Francia-Marocco, cresce l’attesa anche nel Vicentino. Ma nessun allarme “maranza”

Festeggiamenti, sabato scorso, a Legnago nel veronese: qui per stasera il sindaco ha bloccato la vendita di alcolici per questioni di sicurezza

Cresce l’attesa fra gli oltre 4.500 cittadini marocchini residenti nel Vicentino per la sfida di questa sera alle 22 tra Francia e Marocco. Un confronto che mette in palio l’accesso alle semifinali dei Mondiali: una partita che, ben oltre il valore sportivo, assume significati profondi per una comunità numerosa e ben radicata nel territorio.

L’entusiasmo si era già manifestato con forza lo scorso sabato, quando i Leoni dell’Atlante avevano superato con un netto 3-0 il Canada. A Vicenza – ma anche a Thiene e Schio – la vittoria era stata salutata da caroselli di auto, bandiere sventolate e gruppi di tifosi scesi in strada fino a tarda sera. Scene di festa che avevano accompagnato un risultato storico per la nazionale marocchina, sempre più protagonista del torneo. La sfida di oggi, tuttavia, ha un sapore diverso. Di fronte non c’è soltanto una delle grandi favorite della competizione, ma la Francia, Paese con cui il Marocco condivide una storia fatta di legami culturali, migratori e politici che affondano le radici nel passato coloniale. Una dimensione che rende il confronto particolarmente sentito da molti sostenitori marocchini, in patria come all’estero.

E mentre in diverse città italiane le autorità hanno predisposto misure preventive per evitare possibili tensioni legate all’esito della partita dopo alcune intemperanze soprattutto da parte di gruppi di “maranza”, nel vicentino il clima appare più disteso nonostante gli annunciati serpentoni d’auto e gli assembramenti di tifosi, almeno in caso di vittoria.

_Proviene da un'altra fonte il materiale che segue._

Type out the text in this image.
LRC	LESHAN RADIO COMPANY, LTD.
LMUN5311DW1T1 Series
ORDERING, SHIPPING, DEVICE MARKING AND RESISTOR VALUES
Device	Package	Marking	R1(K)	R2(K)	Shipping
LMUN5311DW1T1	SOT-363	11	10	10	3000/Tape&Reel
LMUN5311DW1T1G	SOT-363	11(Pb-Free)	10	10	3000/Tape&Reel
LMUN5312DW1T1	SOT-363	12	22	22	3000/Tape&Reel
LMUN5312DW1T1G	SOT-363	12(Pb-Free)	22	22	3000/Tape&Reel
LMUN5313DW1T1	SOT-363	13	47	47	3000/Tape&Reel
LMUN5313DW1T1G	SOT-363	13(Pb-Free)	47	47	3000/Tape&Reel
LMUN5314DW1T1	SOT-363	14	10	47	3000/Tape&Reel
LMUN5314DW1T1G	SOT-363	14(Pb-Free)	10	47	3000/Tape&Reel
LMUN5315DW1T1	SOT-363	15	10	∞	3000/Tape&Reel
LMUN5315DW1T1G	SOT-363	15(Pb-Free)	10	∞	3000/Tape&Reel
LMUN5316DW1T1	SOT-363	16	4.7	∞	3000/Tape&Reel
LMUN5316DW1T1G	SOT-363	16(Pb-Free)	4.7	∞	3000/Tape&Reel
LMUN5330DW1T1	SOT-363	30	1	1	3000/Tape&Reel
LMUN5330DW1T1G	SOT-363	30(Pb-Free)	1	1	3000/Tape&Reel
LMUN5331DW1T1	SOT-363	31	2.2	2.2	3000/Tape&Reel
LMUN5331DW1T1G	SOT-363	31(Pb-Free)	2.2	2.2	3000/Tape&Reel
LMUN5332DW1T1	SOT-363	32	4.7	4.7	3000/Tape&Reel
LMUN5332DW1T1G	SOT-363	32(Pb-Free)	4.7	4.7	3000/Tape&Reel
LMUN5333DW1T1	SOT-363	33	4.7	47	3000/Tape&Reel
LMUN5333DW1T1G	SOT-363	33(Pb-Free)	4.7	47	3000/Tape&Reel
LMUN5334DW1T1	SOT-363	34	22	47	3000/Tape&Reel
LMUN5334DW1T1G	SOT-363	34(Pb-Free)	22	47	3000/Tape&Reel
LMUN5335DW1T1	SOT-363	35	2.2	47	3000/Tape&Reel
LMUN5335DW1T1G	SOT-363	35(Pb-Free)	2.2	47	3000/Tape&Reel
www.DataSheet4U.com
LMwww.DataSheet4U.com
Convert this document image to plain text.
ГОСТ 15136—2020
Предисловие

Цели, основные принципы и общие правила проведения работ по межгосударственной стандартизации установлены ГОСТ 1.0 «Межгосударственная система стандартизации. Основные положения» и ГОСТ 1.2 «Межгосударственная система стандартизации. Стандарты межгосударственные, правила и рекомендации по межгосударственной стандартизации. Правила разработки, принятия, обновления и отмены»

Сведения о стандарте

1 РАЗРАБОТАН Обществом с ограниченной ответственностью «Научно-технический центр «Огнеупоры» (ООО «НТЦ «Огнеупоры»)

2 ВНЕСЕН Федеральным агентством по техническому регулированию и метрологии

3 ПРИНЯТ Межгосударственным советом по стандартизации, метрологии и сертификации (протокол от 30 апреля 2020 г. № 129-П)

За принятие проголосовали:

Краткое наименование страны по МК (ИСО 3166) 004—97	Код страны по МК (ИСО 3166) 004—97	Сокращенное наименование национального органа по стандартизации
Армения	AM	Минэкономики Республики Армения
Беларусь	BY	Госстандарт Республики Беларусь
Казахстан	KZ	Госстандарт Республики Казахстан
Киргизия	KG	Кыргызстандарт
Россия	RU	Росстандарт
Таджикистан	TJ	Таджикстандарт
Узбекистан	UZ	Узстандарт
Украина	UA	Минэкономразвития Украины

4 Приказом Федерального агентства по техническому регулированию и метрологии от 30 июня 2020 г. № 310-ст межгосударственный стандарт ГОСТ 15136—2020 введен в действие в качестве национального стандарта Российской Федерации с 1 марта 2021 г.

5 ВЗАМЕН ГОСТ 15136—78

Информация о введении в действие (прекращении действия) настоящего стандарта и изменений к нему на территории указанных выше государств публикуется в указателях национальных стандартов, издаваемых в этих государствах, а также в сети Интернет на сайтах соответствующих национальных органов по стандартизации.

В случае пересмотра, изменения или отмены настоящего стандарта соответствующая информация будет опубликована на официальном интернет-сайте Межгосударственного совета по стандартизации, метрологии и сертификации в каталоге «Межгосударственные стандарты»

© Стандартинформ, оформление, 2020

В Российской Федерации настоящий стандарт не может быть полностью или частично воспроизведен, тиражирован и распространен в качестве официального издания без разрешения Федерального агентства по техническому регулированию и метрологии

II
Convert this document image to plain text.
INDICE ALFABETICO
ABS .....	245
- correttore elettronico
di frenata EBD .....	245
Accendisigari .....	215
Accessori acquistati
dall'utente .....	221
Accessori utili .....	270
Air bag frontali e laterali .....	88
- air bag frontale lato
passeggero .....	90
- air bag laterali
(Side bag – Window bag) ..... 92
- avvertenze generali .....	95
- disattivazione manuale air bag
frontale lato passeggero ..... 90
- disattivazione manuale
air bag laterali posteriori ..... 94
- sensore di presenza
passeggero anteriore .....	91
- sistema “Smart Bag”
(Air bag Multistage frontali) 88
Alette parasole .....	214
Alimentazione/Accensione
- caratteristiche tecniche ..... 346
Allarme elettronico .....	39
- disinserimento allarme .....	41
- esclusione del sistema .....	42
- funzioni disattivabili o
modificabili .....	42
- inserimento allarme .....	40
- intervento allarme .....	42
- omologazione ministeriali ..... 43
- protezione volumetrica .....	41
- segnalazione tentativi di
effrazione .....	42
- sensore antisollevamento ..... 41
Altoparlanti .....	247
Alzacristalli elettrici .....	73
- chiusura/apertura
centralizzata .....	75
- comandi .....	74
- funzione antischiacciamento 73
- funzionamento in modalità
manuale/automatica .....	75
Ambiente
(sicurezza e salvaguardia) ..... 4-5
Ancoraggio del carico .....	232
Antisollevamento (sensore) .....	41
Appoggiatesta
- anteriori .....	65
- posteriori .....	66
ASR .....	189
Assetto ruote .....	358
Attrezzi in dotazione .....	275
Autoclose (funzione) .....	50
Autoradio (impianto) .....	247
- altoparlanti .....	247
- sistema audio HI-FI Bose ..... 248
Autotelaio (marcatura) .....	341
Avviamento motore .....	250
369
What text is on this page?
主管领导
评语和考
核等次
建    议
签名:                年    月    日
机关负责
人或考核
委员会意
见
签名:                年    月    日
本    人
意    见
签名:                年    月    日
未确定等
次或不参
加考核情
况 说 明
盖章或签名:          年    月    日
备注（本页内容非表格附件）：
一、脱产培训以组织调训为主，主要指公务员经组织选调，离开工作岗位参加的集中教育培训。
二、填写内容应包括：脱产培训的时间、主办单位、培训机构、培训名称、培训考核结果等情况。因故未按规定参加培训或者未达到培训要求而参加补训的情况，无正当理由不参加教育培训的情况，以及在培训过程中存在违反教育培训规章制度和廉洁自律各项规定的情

Al momento non sono previste infatti particolari disposizioni straordinarie da parte delle forze dell’ordine. La speranza, condivisa da molti, è che qualunque sia il risultato finale prevalga il senso della festa e della partecipazione collettiva. Festa o mesta rassegnazione, dunque, ma sempre nel segno del fair play e del rispetto civile.

Sui social network, intanto, il dibattito accompagna il conto alla rovescia verso il fischio d’inizio. C’è chi manifesta apertamente la propria simpatia per la nazionale marocchina e per la sua sorprendente cavalcata mondiale, mentre altri liquidano la questione con commenti identitari come il classico “siamo in Italia”. Opinioni diverse che testimoniano come una semplice partita di calcio riesca, ancora una volta, a scaldare il dibattito. Anche quando già fa abbastanza caldo.